Epidemiology and the Humanities
A Metaphor for Epidemiology: Return to the Sea of Person Time Douglas Weed* Douglas Weed
Metaphors are an essential if underappreciated part of epidemiology’s conceptual foundation and everyday practice. The web of causation, weight of evidence, and gold standard are familiar examples. Less familiar but no less relevant is the metaphor of the sea of person time. Introduced to epidemiology in 1982 in a paper explaining the notion of incidence density, the sea of person time (or population time as it first appeared) illustrated how disease events in 2-dimensional space and time formed the numerator of the incidence measure. The y-axis represented the population; the x-axis was time.
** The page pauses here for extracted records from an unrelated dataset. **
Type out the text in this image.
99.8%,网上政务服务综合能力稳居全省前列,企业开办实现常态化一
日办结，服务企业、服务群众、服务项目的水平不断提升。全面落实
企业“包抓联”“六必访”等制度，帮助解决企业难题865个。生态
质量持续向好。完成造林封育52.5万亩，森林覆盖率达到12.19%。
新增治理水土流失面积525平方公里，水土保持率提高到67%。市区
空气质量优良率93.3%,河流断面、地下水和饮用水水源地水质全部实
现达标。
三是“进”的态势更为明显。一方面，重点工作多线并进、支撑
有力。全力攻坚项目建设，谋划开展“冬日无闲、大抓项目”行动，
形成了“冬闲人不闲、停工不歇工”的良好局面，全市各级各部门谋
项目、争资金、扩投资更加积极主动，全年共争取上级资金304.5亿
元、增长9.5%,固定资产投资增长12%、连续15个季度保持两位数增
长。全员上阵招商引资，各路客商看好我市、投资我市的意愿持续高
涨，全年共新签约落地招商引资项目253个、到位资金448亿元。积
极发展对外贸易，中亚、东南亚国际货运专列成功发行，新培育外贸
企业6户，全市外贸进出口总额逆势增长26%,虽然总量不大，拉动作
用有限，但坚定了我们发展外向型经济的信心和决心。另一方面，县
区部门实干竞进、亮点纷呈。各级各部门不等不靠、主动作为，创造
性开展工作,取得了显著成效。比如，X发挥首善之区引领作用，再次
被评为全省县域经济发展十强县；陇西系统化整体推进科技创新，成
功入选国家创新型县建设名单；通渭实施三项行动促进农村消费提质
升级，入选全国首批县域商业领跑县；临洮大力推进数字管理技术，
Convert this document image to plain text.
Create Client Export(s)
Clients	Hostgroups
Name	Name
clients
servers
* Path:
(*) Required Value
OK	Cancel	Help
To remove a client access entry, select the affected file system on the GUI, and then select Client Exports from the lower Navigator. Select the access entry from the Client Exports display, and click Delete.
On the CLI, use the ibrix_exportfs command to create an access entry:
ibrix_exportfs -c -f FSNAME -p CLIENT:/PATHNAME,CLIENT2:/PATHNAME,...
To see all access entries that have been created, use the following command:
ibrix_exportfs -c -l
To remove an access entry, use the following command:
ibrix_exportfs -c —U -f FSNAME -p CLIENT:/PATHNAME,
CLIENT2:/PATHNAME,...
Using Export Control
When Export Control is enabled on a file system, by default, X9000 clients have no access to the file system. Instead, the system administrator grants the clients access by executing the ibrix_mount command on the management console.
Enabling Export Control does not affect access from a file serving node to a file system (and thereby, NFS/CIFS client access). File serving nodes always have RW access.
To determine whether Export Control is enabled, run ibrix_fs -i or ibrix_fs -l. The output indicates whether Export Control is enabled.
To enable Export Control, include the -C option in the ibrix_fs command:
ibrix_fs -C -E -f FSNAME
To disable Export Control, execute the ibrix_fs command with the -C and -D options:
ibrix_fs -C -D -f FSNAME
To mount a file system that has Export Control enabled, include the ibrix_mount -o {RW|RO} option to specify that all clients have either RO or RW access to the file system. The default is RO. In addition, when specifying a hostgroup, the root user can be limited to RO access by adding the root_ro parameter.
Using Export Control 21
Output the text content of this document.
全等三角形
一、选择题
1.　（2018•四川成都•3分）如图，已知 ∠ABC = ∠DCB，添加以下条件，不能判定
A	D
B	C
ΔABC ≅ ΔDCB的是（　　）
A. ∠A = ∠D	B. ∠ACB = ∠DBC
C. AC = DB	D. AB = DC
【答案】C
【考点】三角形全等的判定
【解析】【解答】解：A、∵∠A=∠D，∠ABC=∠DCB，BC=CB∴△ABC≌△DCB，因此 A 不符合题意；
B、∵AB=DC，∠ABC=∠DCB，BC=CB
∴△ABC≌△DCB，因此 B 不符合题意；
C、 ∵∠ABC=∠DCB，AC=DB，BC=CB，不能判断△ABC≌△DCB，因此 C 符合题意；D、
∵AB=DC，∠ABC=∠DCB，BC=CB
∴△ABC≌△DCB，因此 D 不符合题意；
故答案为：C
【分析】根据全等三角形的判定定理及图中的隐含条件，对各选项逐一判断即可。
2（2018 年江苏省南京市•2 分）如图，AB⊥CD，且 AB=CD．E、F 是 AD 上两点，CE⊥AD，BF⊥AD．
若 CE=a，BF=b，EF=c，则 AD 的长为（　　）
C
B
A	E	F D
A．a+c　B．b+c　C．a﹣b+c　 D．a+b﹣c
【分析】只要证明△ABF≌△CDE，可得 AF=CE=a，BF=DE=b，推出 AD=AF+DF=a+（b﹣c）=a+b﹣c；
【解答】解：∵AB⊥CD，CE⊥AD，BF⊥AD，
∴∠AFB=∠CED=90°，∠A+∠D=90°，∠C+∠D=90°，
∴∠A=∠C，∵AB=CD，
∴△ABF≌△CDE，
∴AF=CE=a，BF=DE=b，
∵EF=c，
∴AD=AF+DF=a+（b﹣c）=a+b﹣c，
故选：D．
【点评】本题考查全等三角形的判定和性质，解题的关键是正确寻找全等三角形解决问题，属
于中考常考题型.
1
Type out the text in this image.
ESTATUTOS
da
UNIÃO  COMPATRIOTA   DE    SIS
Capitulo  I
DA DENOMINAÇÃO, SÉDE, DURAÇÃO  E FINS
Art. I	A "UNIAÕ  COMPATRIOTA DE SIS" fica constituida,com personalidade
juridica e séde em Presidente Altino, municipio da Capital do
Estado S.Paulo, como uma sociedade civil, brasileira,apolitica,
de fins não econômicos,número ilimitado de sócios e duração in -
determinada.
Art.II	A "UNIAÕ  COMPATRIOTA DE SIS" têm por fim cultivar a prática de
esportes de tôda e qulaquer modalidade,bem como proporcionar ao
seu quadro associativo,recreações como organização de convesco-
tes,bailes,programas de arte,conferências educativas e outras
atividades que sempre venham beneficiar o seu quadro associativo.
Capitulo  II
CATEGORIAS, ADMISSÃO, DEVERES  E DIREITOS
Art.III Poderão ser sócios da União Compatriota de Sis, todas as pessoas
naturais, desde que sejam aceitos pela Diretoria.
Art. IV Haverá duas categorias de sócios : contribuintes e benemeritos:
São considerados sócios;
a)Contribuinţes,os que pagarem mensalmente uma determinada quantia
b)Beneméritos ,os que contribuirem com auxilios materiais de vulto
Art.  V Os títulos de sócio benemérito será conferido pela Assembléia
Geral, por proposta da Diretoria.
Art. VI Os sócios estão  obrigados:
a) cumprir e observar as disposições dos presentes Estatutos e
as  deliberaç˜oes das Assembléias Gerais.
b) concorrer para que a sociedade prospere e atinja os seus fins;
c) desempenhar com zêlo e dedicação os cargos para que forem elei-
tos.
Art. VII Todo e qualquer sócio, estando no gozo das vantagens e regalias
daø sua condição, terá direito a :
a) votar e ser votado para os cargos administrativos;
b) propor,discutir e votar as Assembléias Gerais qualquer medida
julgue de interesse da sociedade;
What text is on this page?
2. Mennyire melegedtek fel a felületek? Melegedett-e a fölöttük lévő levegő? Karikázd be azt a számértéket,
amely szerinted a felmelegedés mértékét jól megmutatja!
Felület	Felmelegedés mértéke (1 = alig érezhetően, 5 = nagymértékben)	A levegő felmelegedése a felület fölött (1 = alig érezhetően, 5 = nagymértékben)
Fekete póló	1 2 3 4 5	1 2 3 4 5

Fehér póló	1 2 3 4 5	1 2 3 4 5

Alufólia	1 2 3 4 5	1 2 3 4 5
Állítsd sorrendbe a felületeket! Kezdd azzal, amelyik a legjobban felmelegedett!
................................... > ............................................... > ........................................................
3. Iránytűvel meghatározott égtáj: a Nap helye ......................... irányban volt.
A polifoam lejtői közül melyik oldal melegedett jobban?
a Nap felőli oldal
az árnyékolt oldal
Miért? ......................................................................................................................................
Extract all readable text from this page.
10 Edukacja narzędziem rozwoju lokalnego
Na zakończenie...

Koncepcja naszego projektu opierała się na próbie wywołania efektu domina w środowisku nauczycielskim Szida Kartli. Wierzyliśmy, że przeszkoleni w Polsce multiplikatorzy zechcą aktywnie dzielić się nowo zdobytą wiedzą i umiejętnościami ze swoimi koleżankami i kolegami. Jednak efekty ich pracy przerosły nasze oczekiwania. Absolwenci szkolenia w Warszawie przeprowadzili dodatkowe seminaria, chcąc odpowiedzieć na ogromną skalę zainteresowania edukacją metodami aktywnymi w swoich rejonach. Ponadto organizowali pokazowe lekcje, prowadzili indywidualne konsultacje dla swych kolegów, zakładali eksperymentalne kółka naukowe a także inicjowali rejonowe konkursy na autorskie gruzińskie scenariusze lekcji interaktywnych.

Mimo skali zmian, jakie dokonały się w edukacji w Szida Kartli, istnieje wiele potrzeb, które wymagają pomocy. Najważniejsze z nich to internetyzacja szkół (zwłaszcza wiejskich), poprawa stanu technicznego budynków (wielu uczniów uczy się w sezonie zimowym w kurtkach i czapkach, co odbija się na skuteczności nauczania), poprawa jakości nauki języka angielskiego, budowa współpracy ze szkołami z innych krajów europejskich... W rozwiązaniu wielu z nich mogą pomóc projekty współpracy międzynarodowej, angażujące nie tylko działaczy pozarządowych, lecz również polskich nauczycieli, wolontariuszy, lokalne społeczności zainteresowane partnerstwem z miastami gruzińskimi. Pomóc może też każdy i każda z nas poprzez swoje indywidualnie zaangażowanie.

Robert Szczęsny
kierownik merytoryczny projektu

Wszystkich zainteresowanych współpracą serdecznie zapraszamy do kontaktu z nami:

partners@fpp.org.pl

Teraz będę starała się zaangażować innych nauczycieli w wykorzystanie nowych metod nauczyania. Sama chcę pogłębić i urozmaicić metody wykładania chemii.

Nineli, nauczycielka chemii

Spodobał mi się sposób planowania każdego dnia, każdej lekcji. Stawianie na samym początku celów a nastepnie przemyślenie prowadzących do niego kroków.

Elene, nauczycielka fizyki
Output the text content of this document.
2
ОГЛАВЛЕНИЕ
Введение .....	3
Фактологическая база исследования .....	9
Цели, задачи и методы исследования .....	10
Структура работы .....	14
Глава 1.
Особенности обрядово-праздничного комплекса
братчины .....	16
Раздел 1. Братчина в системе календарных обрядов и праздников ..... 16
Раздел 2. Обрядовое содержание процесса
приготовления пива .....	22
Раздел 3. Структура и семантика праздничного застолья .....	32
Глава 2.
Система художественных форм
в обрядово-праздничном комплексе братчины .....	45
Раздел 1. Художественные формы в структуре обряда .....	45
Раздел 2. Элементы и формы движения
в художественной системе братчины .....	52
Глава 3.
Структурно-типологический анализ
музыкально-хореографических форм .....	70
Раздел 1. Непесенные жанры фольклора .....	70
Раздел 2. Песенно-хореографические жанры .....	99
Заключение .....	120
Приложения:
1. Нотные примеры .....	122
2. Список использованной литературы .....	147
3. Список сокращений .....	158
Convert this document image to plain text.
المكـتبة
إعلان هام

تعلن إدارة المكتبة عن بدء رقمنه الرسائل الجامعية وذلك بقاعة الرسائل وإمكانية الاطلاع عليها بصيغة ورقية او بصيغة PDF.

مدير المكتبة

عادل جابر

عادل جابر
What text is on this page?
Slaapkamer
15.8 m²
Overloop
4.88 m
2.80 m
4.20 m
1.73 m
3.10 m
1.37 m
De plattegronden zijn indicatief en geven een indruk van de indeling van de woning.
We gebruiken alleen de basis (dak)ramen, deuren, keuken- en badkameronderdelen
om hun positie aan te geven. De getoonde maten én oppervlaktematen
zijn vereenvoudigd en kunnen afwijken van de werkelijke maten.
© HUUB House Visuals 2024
As a metaphor, the sea of person time expands to its full 3-dimensional significance. We epidemiologists are travelers on this “sea” in our method-laden boats as we seek explanations for the disease events that we “catch” in our fishing expeditions. At the same time, we exist as denizens of the population—we live in this “sea”—and we are at risk for the same diseases. The sea of person time represents this fundamental duality of our practice and our human existence. In this paper, a traveler on the sea of person time seeks to cross it and discover what lies on its distant shore. The form is an epic lyric poem with hand-drawn illustrations. The traveler has many adventures along the way. He witnesses storms on the turbulent sea, a loss of navigation, the death of his guide, and an appreciation of his own mortality.